Risk: misalignment between retrieval quality and brand goals

Lexi may encourage changes that improve extractability but reduce narrative quality, persuasion, or brand distinctiveness.

8.2.1

Why this risk exists

The framework explicitly favors explicitness, local self-containment, and neutral explanatory tone. Many brand and marketing systems favor elegance, momentum across sections, emotional language, and differentiation through voice.

8.2.2

What could go wrong

  • Copy becomes repetitive or flat
  • Explanatory accuracy improves while conversion performance drops
  • Teams over-optimize informational sections without protecting commercial goals
8.2.3

Mitigation

  • Position Lexi as one optimization layer
  • Encourage selective use on explanatory content
  • Distinguish between pages meant to convert and pages meant to be cited
8.3

Risk: model drift

Changes in the underlying model may change how Lexi interprets topics, entities, or chunk quality.

8.3.1

Why this risk exists

The evaluation depends on model judgment at multiple stages: intent inference, expected entity generation, sub-signal scoring, and diagnostics.
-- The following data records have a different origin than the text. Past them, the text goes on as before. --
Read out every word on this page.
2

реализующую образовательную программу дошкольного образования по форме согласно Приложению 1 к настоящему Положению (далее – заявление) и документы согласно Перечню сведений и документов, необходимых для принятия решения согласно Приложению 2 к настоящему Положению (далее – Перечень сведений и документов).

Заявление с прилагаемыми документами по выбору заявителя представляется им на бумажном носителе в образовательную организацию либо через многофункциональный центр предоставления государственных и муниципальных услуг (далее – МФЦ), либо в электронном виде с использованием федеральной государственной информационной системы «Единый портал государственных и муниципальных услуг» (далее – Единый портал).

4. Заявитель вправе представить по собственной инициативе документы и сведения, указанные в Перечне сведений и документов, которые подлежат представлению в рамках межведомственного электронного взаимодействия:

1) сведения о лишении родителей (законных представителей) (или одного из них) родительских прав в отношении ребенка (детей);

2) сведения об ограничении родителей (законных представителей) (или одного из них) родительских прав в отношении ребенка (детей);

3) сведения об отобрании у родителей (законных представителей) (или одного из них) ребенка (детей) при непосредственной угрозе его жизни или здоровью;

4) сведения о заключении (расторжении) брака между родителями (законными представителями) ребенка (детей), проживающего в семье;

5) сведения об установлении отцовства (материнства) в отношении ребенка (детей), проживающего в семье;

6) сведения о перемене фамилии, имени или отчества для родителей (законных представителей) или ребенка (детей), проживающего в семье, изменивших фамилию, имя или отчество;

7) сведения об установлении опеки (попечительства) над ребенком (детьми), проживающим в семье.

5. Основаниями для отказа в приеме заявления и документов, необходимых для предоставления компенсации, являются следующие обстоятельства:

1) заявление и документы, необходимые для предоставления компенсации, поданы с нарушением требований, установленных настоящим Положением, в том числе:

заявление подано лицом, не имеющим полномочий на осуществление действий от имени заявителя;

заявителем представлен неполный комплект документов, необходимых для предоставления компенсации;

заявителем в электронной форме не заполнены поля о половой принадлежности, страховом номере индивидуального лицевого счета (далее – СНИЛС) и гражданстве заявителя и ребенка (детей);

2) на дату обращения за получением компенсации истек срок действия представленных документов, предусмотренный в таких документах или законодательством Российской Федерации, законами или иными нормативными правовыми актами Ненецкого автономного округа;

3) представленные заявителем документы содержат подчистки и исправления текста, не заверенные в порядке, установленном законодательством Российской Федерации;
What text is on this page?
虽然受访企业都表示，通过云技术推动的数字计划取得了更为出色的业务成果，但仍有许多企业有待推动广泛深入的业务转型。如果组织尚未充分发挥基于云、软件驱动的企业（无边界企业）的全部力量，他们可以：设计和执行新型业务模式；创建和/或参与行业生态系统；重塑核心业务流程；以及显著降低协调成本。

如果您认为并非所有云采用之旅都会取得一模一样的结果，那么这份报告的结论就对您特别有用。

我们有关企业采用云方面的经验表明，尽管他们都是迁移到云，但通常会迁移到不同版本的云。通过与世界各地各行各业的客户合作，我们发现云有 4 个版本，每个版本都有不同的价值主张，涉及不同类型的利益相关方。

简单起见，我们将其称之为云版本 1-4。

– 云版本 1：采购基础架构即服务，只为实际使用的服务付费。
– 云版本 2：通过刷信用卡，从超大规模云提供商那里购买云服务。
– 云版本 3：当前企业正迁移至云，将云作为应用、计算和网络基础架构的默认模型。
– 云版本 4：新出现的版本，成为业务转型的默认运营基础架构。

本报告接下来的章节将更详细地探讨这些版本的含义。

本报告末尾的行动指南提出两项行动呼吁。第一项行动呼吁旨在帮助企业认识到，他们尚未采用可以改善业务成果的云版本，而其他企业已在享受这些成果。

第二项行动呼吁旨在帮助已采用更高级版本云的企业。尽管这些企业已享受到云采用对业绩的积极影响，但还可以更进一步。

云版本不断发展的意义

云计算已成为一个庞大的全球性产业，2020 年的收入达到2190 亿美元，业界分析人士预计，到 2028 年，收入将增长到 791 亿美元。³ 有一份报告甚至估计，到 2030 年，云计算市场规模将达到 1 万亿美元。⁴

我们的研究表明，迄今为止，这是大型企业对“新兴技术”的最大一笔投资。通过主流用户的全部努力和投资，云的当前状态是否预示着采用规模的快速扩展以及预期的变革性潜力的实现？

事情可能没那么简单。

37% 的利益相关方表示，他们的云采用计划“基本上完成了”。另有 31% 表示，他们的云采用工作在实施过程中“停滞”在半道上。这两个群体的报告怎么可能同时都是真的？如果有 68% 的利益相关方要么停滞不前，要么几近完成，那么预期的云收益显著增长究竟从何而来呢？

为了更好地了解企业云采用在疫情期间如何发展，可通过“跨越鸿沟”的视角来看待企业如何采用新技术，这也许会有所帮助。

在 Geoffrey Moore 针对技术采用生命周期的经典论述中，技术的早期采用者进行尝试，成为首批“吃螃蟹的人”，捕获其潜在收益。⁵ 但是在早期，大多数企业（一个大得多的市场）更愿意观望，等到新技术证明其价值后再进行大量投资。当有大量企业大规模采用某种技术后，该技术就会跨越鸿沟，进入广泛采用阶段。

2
Any model change can alter these judgments.

8.3.2

What could go wrong

  • Scores shift over time for similar content
  • Historical comparisons become noisier
  • Users lose trust if outputs feel unstable
8.3.3

Mitigation

  • Version the scoring system clearly
  • Display the model version used
  • Avoid direct comparison across major model or rubric changes without caveat
8.4

Risk: ambiguous input handling

Mixed-intent or weakly structured pages may be framed incorrectly at Stage 1.

8.4.1

Why this risk exists

The product requires a coherent semantic frame before scoring. Real-world pages do not always provide one.

8.4.2

What could go wrong

  • The wrong entities are expected
  • The wrong relationship standards are applied
  • The resulting score is coherent but mis-targeted
8.4.3

Mitigation

  • Surface Stage 1 outputs prominently
  • Encourage users to validate them before acting on the rest of the result
  • Potentially provide mechanisms to constrain or correct topic framing in future versions
9

Practical interpretation guidance

Taken together, Sections 1–8 imply a clear operating principle for users.

Lexi is most useful when it is treated as a retrieval-structure diagnostic system. It is least useful when treated as a universal content judge, a truth verifier, or a guaranteed predictor of downstream visibility.

Strongest use cases

  • Comparing drafts before and after revision
  • Identifying chunk-level weaknesses in explanatory content
  • Improving citability and extractability for documentation, explainers, and knowledge pages

Weakest use cases

  • Judging factual correctness
  • Predicting traffic or ranking outcomes
  • Optimizing highly branded persuasive copy as if retrieval fitness were the only objective

The right way to use Lexi is to read the score as a summary, the Stage 1 framing as a validity check, and the diagnostics as the main source of editing value.